Bezuidenhoutseweg 67

Postbus 20061

2500 EB Den Haag


Datum


- 3 mei 2004

Behandeld


- Maarten Lak


Kenmerk


- SPL/084/04

Telefoon


- +31(0)70 - 348 6654


Blad


- 1/9

Fax


- +31(0)70 - 348 4258


Bijlage(n)


- -1-


- maarten.lak@minbuza.nl


Betreft


- AIV adviesaanvraag: 'Toekomstig EU-beleid met betrekking tot de Oostelijke Buren na de uitbreiding

Graag - bied iku hierbij- aan, de- - - AIV adviesaanvraag: 'Toekomstig EU-beleid met betrekking tot de Oostelijke Buren na de uitbreiding'.- -

Een eensluidende brief zend ik aan de Voorzitter van de Eerste Kamer der Staten-Generaal.


- De Minister van Buitenlandse Zaken,

Dr.
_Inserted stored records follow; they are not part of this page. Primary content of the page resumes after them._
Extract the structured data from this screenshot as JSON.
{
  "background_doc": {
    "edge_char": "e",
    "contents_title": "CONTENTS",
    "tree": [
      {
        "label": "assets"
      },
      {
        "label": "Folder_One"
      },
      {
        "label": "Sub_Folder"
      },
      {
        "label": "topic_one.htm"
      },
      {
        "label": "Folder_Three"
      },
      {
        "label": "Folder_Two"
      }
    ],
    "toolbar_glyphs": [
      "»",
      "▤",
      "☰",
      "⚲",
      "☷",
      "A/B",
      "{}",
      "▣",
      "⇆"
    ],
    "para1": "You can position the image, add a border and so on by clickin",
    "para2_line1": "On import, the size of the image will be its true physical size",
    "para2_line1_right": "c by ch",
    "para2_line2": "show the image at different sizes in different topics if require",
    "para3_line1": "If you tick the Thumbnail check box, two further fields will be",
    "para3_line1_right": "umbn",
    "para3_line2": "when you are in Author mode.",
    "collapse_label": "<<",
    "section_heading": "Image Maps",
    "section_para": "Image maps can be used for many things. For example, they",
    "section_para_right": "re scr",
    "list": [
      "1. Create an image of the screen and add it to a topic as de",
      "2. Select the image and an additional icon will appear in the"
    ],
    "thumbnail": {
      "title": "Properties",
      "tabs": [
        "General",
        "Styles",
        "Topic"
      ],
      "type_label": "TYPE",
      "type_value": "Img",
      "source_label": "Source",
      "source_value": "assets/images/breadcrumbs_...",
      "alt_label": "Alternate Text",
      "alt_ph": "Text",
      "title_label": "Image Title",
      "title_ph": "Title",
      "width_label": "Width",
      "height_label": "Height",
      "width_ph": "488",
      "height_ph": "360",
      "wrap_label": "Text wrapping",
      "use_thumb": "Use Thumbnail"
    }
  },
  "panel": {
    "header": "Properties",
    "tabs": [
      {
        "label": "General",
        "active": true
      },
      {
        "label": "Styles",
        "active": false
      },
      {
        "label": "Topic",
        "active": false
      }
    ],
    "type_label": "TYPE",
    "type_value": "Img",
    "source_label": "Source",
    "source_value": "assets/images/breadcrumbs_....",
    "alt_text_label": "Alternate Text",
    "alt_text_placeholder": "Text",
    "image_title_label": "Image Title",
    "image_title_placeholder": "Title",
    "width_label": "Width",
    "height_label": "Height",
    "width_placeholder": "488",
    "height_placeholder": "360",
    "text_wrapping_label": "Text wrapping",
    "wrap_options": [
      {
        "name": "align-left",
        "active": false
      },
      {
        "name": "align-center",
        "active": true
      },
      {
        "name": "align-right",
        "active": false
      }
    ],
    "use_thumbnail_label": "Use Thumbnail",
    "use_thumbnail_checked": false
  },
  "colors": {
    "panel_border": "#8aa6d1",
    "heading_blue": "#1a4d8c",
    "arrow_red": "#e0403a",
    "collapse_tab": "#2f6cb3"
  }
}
B.R. Bot

Adviesaanvraag toekomstig EU-beleid met betrekking tot de Oostelijke Buren na de uitbreiding-

Inleiding
De afgelopen twee jaar is geleidelijk binnen de Europese Unie een discussie op gang gekomen over het beleid t.a.v. de (nieuwe) buurlanden, die in de nabije toekomst niet in het proces van EU-uitbreiding zullen worden opgenomen. Centraal daarbij staat, dat met de uitbreiding het ontstaan van nieuwe scheidslijnen binnen Europa dient te worden voorkomen.

In maart 2003 publiceerde de Europese Commissie de Mededeling " 'Wider Europe' ­ New Neighbourhood: A New Framework for Relations with our Eastern and Southern Neighbours". Anticiperend op de uitbreiding van de Unie in 2004, stelt de Commissie dat de EU in de toekomst als gebied van stabiliteit, welvaart en vooruitgang alleen succesvol kan zijn, wanneer zij de positieve ontwikkelingen binnen de EU ook kan projecteren over de grenzen van de Unie heen.

Het gaat daarbij om het bevorderen van gedeelde waarden, en het versterken van samenwerkingsverbanden, waardoor deze landen beter met de Unie kunnen samenwerken bij het aanpakken van een breed scala van gezamenlijke uitdagingen. Tevens zou bevorderd moeten worden, dat deze landen zich in hun interne transformatie geleidelijk verder ontwikkelen in dezelfde richting als de Europese Unie.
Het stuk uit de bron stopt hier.